Eher undeutsch: Technisch ausgereifter Frauenfussball...

Danach fühlte ich mich besser,endlich mal wieder den Macho rausgehangen! So war das Wochenende doch noch ganz schön, am Freitach und Samstach war ich ja mal wieder auf nem Heuschreckenkongress von meiner Firma, die ja bekanntlich mit Geld den Firmenkamin heizt.

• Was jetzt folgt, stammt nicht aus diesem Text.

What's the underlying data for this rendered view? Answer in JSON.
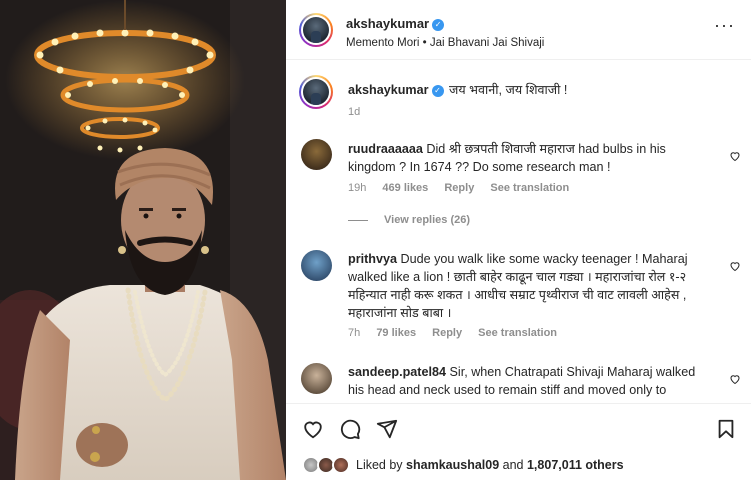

Ein 5 Gänge Menü, ein Pantomimischer C-Künstler, der sonst wohl nur auf Kindergeburtstagen von Dorfbürgermeistertöchtern auftritt, und viel badischer Rotwein verursachten dazu peinliche Managerpolonaisen. Dann auch noch nen Vortrag über Mitarbeitermotivation von nem ehemaligen 10000m Olympialäufer. Fit bleiben und sich selbst motivieren meinte er sonst kommt mit 38 der Herzinfarkt. Und damit wir das Maximale aus uns herausholen, warf er als Vorbild und Idol Schwabenspargel Dieter Baumann an die Wand. Statt allerdings im Anschluss Nandrolon in handlichen Zahnpastatuben anzubieten, warf er nur ne vergriffene Entspannungs CD "Relax yourself with the 5 Tibeter Yoga Akkupunktur" oder sowas marktschreierisch in die Menge. Diese CD hat bei mir im Auto dann aber die nächste Stufe von Sekundenschlaf ausgelöst - mein Bora hat fast nen Stopschild geküsst.